Like me, thousands of American children born in 1963-1965 escaped all harm from rubella. But the epidemic became a kind of scaffolding used to erect the edifice of legalized abortion. The rubella vaccine was developed in 1969 and unborn children are now safe from rubella. But the impact of the epidemic persists. The scaffolding is gone but the structure remains.

2 responses to “Rubella and I”

  1. Beautifully written! The rubella epidemic and its tragic legacy have been given one line in the modern U.S. history textbooks. Thank you for bringing this history, so to speak, to life!

  2. The impact firmly remains!

    “…unborn children are now safe from rubella.” Ironically, this would be because more than 70 unborn children were prematurely taken from their mothers’ womb, immediately dissected and their organs harvested – while alive (dead cells are of no value). Why? To create human diploid cells, a medium for growing some vaccine cultures, like rubella (the first) and now more. Any of us that have had a these vaccines carry their fragmented DNA remnants.

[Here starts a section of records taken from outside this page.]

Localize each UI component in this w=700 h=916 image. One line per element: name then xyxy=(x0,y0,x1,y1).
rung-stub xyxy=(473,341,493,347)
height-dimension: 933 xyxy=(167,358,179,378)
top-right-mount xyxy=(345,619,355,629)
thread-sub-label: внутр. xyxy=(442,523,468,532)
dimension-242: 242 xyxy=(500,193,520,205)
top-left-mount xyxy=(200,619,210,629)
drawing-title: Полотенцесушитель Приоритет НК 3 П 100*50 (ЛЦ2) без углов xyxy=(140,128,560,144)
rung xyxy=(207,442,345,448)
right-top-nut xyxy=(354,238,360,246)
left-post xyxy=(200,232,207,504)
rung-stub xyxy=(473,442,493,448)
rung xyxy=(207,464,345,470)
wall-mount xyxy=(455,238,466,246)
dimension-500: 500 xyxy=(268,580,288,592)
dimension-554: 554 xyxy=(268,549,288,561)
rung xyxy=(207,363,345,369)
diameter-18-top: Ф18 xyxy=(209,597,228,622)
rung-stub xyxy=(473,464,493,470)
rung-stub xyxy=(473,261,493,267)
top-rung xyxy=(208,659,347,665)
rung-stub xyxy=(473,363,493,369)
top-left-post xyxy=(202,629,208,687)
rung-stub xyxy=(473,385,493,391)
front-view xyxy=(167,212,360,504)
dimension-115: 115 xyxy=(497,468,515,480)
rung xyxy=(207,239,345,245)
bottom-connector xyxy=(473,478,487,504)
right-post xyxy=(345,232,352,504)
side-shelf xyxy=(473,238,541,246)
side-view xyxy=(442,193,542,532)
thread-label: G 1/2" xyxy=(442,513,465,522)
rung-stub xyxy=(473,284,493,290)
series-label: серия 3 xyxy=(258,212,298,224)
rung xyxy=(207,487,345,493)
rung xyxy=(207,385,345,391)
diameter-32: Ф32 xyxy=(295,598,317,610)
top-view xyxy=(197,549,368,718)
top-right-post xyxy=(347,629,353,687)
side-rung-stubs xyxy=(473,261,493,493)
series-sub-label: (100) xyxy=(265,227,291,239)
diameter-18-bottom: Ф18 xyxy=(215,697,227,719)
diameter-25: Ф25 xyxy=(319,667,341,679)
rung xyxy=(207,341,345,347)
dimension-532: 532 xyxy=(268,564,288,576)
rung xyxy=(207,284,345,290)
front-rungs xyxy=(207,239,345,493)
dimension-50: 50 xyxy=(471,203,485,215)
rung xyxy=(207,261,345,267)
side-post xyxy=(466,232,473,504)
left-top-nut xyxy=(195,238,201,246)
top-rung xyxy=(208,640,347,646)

    Your point is spot on when you say, “…the epidemic became a kind of scaffolding used to erect the edifice of legalized abortion.” Even more because the scaffold had the dual function of erecting another edifice, harvested fetal cells as a commodity. The Catholic community is dialoging on the ethical dilemma of fetal cell lines in vaccines, unlike the evangelical community which, as far as I can tell, prefers not to see, hear or speak of it.